Through 2010 and 2011 in particular, weather extremes seemed to dominate the headlines. Extreme drought, rainfall, flood and wind all played a role in making the period one of the most expensive in terms of damage to infrastructure. In some locations there was also significant loss of life. It was also a time that saw the subject of extreme weather events rise up the climate change agenda, with numerous academic papers, blogs, seminars and campaigns focused on the issue.

Certainly as the atmosphere moves from one steady state to (presumably) another and one which is warmer and therefore has more energy, weather volatility should increase, at least during the period of transition. This is true in any control system where there is a change in set point (not exactly what is happening in the world, but analogous). The picture below is fairly typical, with large swings in response as the system adjusts to the change.
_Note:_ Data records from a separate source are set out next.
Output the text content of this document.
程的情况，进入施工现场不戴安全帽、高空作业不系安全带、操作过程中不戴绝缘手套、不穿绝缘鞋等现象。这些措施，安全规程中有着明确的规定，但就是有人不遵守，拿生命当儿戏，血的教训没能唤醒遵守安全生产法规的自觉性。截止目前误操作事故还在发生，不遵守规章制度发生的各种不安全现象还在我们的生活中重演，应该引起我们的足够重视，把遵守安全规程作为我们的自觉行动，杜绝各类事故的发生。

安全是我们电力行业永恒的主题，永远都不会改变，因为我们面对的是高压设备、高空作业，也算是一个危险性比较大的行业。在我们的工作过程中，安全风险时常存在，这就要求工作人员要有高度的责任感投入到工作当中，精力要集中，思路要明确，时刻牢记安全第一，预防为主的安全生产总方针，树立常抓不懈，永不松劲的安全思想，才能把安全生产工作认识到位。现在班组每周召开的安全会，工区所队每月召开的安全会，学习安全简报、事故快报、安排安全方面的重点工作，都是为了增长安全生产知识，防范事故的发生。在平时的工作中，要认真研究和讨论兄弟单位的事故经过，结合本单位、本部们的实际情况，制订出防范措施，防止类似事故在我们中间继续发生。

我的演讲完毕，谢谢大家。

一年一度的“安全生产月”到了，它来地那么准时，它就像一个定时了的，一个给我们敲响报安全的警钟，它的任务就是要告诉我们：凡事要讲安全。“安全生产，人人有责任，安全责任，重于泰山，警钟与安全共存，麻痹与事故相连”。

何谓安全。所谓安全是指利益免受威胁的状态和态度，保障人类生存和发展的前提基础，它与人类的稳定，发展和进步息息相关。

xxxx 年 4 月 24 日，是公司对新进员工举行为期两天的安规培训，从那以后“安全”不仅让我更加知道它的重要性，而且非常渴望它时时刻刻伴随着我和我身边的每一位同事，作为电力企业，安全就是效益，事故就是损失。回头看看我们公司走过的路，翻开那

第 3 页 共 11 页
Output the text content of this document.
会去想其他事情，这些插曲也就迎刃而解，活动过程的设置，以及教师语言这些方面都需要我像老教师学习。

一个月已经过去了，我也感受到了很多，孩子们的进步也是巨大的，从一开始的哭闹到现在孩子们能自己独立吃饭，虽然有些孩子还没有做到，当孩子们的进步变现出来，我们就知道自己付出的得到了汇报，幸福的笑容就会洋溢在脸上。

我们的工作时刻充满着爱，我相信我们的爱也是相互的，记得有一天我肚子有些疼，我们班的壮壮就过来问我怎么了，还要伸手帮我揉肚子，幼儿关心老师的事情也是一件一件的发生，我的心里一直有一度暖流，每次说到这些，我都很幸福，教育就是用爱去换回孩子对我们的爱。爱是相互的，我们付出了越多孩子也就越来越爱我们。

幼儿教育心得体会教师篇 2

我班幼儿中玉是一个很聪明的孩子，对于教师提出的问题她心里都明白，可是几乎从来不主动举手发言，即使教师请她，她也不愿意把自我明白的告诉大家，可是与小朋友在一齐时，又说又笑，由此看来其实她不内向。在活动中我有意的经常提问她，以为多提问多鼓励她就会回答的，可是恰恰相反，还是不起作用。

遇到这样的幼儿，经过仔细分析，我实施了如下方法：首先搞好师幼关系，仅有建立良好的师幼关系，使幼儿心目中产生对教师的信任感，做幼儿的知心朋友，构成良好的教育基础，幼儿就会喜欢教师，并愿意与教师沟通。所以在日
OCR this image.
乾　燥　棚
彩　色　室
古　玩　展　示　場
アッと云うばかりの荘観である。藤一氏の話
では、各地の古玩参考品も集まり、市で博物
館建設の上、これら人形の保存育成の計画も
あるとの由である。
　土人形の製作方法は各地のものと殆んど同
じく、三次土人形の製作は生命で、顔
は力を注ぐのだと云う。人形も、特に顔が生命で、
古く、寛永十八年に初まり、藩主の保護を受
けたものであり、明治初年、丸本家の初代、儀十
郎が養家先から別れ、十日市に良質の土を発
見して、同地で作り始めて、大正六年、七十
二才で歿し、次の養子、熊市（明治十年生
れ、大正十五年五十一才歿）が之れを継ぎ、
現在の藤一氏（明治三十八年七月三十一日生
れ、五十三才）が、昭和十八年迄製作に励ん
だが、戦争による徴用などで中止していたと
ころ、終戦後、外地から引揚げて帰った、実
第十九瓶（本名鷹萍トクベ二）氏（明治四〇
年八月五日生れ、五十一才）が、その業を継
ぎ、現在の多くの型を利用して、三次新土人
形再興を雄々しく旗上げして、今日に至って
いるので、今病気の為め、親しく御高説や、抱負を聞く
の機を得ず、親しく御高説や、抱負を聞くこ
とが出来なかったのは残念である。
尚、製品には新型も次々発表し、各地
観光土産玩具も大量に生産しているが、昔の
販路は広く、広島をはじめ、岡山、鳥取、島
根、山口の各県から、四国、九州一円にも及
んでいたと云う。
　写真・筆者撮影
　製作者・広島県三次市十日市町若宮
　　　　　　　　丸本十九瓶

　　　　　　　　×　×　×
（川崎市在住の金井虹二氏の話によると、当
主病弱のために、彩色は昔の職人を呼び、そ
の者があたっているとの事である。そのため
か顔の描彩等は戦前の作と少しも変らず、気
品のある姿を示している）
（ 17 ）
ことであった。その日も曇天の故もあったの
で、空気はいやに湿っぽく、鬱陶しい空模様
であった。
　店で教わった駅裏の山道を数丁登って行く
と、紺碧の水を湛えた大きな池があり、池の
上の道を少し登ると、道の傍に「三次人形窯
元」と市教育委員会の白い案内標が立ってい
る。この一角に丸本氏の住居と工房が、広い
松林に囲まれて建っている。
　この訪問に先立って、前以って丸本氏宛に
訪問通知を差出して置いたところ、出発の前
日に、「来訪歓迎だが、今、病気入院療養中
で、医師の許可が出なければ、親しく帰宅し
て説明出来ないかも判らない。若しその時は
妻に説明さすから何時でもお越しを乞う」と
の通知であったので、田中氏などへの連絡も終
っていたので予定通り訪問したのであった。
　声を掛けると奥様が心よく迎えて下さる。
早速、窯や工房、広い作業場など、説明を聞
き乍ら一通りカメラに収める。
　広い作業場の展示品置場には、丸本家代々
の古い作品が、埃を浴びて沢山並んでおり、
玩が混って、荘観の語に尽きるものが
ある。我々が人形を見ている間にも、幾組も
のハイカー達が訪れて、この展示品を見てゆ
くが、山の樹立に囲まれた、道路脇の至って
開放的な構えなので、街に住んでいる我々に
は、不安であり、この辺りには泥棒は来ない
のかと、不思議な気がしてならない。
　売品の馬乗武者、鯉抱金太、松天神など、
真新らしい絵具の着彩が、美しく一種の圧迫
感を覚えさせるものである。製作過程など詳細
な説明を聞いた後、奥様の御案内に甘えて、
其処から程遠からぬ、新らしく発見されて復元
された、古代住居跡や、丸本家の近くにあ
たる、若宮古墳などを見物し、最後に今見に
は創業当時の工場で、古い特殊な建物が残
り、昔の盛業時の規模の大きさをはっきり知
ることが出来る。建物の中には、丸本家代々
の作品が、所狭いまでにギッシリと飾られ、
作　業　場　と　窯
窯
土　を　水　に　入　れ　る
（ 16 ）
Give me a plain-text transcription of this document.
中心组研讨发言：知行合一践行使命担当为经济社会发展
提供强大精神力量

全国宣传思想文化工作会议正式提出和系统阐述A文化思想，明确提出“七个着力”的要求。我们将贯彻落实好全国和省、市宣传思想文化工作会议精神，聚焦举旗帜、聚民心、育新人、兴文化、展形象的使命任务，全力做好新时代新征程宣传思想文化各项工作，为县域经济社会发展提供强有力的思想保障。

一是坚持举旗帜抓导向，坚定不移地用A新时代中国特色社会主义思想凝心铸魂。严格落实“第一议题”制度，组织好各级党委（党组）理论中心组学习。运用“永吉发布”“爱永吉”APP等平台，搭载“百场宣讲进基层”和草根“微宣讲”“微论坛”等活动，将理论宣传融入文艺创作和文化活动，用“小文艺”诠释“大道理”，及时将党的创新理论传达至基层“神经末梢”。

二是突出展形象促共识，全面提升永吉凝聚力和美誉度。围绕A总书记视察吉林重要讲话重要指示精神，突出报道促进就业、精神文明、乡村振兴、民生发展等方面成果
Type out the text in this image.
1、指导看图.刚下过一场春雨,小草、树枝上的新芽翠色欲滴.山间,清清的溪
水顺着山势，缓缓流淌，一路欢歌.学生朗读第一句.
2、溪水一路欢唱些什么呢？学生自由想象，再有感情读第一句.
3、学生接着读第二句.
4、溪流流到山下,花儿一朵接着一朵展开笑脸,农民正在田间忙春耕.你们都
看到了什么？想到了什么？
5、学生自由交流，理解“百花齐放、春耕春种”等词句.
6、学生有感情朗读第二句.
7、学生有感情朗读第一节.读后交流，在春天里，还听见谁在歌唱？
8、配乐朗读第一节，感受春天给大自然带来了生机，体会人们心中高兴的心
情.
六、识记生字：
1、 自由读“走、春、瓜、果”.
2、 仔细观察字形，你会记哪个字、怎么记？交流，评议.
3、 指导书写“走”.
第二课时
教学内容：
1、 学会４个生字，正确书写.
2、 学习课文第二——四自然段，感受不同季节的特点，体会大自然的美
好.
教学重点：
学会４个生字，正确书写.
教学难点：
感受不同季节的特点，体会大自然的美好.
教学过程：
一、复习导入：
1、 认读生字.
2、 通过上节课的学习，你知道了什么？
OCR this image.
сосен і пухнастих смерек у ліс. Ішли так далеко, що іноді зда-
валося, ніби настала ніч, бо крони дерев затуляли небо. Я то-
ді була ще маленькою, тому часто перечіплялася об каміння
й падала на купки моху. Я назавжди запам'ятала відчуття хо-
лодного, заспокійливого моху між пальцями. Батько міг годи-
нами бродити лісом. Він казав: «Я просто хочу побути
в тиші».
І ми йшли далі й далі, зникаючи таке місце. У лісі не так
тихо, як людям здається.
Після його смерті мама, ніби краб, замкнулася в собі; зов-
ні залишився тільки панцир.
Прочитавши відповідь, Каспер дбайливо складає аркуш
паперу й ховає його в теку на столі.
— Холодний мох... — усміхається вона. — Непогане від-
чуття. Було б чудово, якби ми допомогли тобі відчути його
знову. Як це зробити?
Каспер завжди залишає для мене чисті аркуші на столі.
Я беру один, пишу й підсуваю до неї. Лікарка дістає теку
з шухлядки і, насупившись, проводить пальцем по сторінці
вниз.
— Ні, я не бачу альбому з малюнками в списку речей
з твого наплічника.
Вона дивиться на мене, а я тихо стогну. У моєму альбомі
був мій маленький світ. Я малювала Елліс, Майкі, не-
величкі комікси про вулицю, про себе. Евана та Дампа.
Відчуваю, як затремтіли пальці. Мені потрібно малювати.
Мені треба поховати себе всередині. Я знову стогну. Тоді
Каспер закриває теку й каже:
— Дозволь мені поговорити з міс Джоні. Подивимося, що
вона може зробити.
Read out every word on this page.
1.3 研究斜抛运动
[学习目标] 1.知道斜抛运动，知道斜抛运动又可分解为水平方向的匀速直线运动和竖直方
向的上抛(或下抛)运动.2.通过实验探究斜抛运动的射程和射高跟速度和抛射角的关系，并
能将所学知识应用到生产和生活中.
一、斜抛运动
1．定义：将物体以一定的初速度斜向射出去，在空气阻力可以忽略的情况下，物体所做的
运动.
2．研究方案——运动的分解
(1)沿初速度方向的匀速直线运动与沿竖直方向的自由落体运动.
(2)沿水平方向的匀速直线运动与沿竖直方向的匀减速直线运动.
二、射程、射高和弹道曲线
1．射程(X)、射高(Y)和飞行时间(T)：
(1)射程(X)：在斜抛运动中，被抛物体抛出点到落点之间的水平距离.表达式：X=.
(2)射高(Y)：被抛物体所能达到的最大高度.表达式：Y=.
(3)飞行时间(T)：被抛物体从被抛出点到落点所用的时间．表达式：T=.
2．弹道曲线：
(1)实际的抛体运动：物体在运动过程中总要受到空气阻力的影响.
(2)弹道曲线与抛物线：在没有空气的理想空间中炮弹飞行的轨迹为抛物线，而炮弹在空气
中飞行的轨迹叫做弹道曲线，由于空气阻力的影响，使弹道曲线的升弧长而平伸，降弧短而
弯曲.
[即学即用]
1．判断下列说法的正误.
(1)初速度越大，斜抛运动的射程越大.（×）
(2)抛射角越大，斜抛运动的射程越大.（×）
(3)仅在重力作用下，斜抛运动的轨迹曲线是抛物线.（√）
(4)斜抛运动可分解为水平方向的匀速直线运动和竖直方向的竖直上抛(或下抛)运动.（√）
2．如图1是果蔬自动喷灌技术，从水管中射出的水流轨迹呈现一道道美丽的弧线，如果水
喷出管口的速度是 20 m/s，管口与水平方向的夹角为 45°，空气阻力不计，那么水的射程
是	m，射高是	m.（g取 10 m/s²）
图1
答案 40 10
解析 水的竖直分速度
So we might well expect to see an increase in extreme weather events and many are now pointing to recent events as evidence. The problem here is that there have always been extreme events and there have also been previous periods of bunched extreme events. This may be driven by climate cycles, such as the El Nino Southern Oscillation (ENSO). A period that shows many similarities to the last two years is 1974-75 when there was a very strong La Nina event, such as the one we are currently experiencing.

 

In the timelines above the near back-to-back El Nino events of the 1970s and 2010s are shown in blue (also see them in the chart above the timeline in blue) and various extreme events are shown in red. Much similarity exits, although the severe droughts that have been experienced in the southern US states didn’t show up at all in the 1970s. In fact the Texas drought has been shown as exceptional by any standards.

With so much focus on extreme events and a further focus by many on an apparent plateau seen in global temperatures in recent years, are we perhaps missing some clearer signals buried in the data? One such signal, which got very little media coverage, was published by the WMO at the very end of 2011 and shows last year to be the hottest ever, for a La Nina year (which are typically cooler). In fact every La Nina year over the past 40 years has been warmer than the previous one.

Over six decades and taking just the La Nina years (chart above) there has been a temperature movement of 0.7 deg.C, or 0.12 deg.C per decade. This is somewhat less than the climate sensitivity indicated by the IPCC, but equally it may only be indicative of what is probably the bottom edge of the span of temperature change. It is nevertheless an important trend to understand and follow. Extreme weather events also deserve considerable attention, but there needs to be some increased diligence when it comes to immediately associating them all with climate change.